Bulan Ternyata Lebih Tua Daripada yang Diperkirakan Sebelumnya

Bulan berusia 4,51 miliar tahun - lebih tua secara signifikan dari perkiraan sebelumnya, menurut laporan yang diterbitkan Rabu.

Bulan Ternyata Lebih Tua Daripada yang Diperkirakan Sebelumnya

Penelitian oleh University of California, Los Angeles (UCLA) mengatakan bulan muncul hanya 60 juta tahun setelah tata surya terbentuk.

Untuk mendapatkan kesimpulan tersebut, para peneliti mempelajari batuan yang dikumpulkan dari bulan pada tahun 1971 oleh misi Apollo 14.

Perkiraan sebelumnya menyarankan bulan terbentuk 100-200 juta tahun setelah tata surya lahir. Kebanyakan astronom percaya bahwa Bumi terbentuk 4,54 miliar tahun lalu.

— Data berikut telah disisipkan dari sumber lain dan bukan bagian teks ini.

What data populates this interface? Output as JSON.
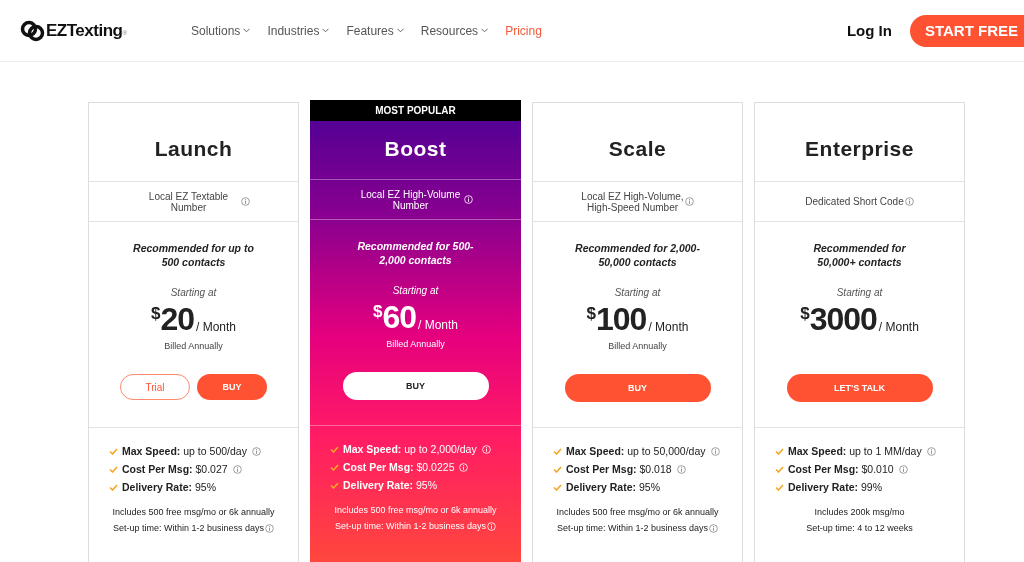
{
  "header": {
    "logo": "EZTexting",
    "logo_mark": "®",
    "nav": [
      {
        "label": "Solutions",
        "dropdown": true,
        "selected": false
      },
      {
        "label": "Industries",
        "dropdown": true,
        "selected": false
      },
      {
        "label": "Features",
        "dropdown": true,
        "selected": false
      },
      {
        "label": "Resources",
        "dropdown": true,
        "selected": false
      },
      {
        "label": "Pricing",
        "dropdown": false,
        "selected": true
      }
    ],
    "login": "Log In",
    "cta": "START FREE"
  },
  "plans": [
    {
      "name": "Launch",
      "featured": false,
      "number_type": "Local EZ Textable Number",
      "recommended": "Recommended for up to 500 contacts",
      "starting": "Starting at",
      "currency": "$",
      "amount": "20",
      "period": "/ Month",
      "billing": "Billed Annually",
      "buttons": [
        {
          "label": "Trial",
          "kind": "outline"
        },
        {
          "label": "BUY",
          "kind": "filled"
        }
      ],
      "features": [
        {
          "text": "**Max Speed:** up to 500/day",
          "info": true
        },
        {
          "text": "**Cost Per Msg:** $0.027",
          "info": true
        },
        {
          "text": "**Delivery Rate:** 95%",
          "info": false
        }
      ],
      "notes": [
        {
          "text": "Includes 500 free msg/mo or 6k annually",
          "info": false
        },
        {
          "text": "Set-up time: Within 1-2 business days",
          "info": true
        }
      ]
    },
    {
      "name": "Boost",
      "featured": true,
      "badge": "MOST POPULAR",
      "number_type": "Local EZ High-Volume Number",
      "recommended": "Recommended for 500-2,000 contacts",
      "starting": "Starting at",
      "currency": "$",
      "amount": "60",
      "period": "/ Month",
      "billing": "Billed Annually",
      "buttons": [
        {
          "label": "BUY",
          "kind": "white"
        }
      ],
      "features": [
        {
          "text": "**Max Speed:** up to 2,000/day",
          "info": true
        },
        {
          "text": "**Cost Per Msg:** $0.0225",
          "info": true
        },
        {
          "text": "**Delivery Rate:** 95%",
          "info": false
        }
      ],
      "notes": [
        {
          "text": "Includes 500 free msg/mo or 6k annually",
          "info": false
        },
        {
          "text": "Set-up time: Within 1-2 business days",
          "info": true
        }
      ]
    },
    {
      "name": "Scale",
      "featured": false,
      "number_type": "Local EZ High-Volume, High-Speed Number",
      "recommended": "Recommended for 2,000-50,000 contacts",
      "starting": "Starting at",
      "currency": "$",
      "amount": "100",
      "period": "/ Month",
      "billing": "Billed Annually",
      "buttons": [
        {
          "label": "BUY",
          "kind": "wide"
        }
      ],
      "features": [
        {
          "text": "**Max Speed:** up to 50,000/day",
          "info": true
        },
        {
          "text": "**Cost Per Msg:** $0.018",
          "info": true
        },
        {
          "text": "**Delivery Rate:** 95%",
          "info": false
        }
      ],
      "notes": [
        {
          "text": "Includes 500 free msg/mo or 6k annually",
          "info": false
        },
        {
          "text": "Set-up time: Within 1-2 business days",
          "info": true
        }
      ]
    },
    {
      "name": "Enterprise",
      "featured": false,
      "number_type": "Dedicated Short Code",
      "recommended": "Recommended for 50,000+ contacts",
      "starting": "Starting at",
      "currency": "$",
      "amount": "3000",
      "period": "/ Month",
      "buttons": [
        {
          "label": "LET'S TALK",
          "kind": "wide"
        }
      ],
      "features": [
        {
          "text": "**Max Speed:** up to 1 MM/day",
          "info": true
        },
        {
          "text": "**Cost Per Msg:** $0.010",
          "info": true
        },
        {
          "text": "**Delivery Rate:** 99%",
          "info": false
        }
      ],
      "notes": [
        {
          "text": "Includes 200k msg/mo",
          "info": false
        },
        {
          "text": "Set-up time: 4 to 12 weeks",
          "info": false
        }
      ]
    }
  ]
}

Meskipun tidak ada bukti pasti yang telah ditemukan, para ilmuwan umumnya percaya bulan terbentuk setelah satu atau lebih objek, mungkin berukuran sebesar Mars, menabrak Bumi muda dan mendorong sejumlah besar material batuan ke ruang angkasa. Material tersebut berkumpul dan membentuk satu-satunya satelit bumi.

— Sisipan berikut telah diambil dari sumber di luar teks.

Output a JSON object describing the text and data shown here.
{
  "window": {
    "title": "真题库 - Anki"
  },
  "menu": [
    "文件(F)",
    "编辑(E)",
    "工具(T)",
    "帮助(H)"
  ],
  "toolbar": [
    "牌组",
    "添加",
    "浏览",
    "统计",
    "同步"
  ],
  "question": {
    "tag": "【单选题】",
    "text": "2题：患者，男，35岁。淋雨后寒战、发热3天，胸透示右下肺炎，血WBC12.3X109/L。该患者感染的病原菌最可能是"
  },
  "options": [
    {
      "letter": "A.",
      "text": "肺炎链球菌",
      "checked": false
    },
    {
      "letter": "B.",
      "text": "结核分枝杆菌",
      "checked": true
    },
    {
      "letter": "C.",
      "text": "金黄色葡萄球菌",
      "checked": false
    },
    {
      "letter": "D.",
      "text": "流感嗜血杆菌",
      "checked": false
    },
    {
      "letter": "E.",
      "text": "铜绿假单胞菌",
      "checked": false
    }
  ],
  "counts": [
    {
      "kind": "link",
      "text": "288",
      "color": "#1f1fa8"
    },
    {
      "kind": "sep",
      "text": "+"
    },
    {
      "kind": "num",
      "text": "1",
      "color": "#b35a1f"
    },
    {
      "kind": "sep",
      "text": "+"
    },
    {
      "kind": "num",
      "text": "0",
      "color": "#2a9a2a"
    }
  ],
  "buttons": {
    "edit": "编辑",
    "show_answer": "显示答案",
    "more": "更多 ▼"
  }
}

Tanpa mengetahui usia tepat dari bulan, menyelidiki teori tersebut sangat sulit.

"Menetapkan usia Bulan sangat penting untuk memahami evolusi tata surya dan pembentukan planet berbatu, termasuk Bumi," kata tim UCLA di abstrak laporan studi tersebut. "Namun, meskipun penting, usia Bulan tidak pernah ditentukan dengan akurat."

Lebih dari 40 tahun yang lalu, astronot Alan Shepard dan Edgar Mitchell mengumpulkan sekitar 42 kilogram (92 pon) batu, bersama dengan sejumlah besar tanah, saat berada di permukaan bulan selama sembilan jam.

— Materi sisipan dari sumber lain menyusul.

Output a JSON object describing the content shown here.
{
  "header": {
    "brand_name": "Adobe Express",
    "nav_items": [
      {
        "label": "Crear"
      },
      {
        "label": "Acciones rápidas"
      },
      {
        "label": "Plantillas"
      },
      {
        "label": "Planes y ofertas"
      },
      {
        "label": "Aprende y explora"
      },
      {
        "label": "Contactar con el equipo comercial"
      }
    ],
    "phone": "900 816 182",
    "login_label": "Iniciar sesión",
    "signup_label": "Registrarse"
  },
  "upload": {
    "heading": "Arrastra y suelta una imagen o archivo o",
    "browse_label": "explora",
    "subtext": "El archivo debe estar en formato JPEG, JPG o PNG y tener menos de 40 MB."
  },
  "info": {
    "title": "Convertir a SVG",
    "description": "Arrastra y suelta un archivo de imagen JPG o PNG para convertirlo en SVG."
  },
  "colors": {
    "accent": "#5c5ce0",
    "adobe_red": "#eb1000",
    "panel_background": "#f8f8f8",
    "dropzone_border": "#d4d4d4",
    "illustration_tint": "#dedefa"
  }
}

Sampel tersebut mengandung fragmen kecil zirkon, mineral yang terbukti menjadi kunci untuk para peneliti UCLA melakukan terobosan itu.

Dengan melakukan penentuan usia dengan uranium, banyak yang lebih kecil dari butiran pasir, tim memperkirakan bulan berusia 4,51 miliar tahun.

Dan karena data itu didasarkan pada mineral purba yang pertama kali terbentuk ketika bulan dilapisi magma cair, peneliti percaya ulang tahun baru untuk bulan tersebut akurat.

Penemuan ini dipublikasikan di jurnal Science Advances.